Bien montado comúnmente, guiaba el fuego en una yegua manca, y acometía.
—Si no compiten, decía al partir, los boto por maturrangos.
Todos se portaban jinetes.
Presentíanlo adivino. Sus caballos le anticipaban secretos de guerra. Y como bravo... ¡el más de todos!
Cierta vez le vaciaron las tripas. Las recogió, enjuagándolas en agua tibia para que el sebo no se le enfriase; las metió dentro. Una vieja le cosió la herida, y él, en tanto, braveaba a rugidos un patético yaraví.
Hombre de familia, muy mesurado de pensamiento y obra, trocábase fácilmente en fantaseador de imposibles. El combate lo apasionaba, sin conmover, no obstante, su reposo. Araba el peligro en amelgas tan profundas, que a cada refriega remachábanle de nuevo los abismales del lanzón. Su táctica apechugaba siempre en línea recta. Designaba al enemigo con expresiones indeterminadas: allá, eso.
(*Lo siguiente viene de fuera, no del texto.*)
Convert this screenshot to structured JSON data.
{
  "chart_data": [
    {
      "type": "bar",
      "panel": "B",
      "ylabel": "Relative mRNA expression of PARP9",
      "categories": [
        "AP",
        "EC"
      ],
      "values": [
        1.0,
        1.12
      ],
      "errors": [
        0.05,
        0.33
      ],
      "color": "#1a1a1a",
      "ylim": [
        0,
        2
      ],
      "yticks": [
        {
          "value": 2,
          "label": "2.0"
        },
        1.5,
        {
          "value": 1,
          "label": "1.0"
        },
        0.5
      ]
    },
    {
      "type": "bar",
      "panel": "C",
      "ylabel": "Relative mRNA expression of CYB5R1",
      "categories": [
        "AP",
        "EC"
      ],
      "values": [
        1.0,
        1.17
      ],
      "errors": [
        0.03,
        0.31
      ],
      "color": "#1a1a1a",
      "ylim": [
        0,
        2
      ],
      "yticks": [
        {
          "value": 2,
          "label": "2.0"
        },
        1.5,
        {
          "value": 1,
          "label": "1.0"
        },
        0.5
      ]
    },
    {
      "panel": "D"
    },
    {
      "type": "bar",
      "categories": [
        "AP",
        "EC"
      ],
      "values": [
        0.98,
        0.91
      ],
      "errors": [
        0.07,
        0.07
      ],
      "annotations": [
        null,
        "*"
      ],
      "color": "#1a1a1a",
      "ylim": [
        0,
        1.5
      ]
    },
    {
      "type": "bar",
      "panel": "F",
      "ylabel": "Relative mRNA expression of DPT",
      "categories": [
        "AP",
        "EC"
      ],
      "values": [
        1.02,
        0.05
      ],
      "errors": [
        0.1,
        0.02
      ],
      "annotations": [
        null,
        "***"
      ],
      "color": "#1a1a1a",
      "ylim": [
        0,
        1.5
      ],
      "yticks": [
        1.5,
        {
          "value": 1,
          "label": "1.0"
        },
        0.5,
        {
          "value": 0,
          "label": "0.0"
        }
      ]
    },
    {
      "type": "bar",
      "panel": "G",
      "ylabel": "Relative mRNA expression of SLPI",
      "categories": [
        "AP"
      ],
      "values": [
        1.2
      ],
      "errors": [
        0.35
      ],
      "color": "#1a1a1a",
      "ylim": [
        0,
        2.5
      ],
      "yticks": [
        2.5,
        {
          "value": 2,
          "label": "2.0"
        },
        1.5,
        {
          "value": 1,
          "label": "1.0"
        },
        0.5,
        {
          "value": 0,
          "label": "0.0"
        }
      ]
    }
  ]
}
Muy sujeto de velar tres noches al lado de un herido, preconizaba entre sus soldados locuras heroicas. Cuando alguno sucumbía en el lance enfurecíase con él, le culpaba todo. Después resarcía a la viuda con algún ganado, apadrinaba a los huérfanos. Si alguien aplaudía su acción, lo arrestaba por entrometido.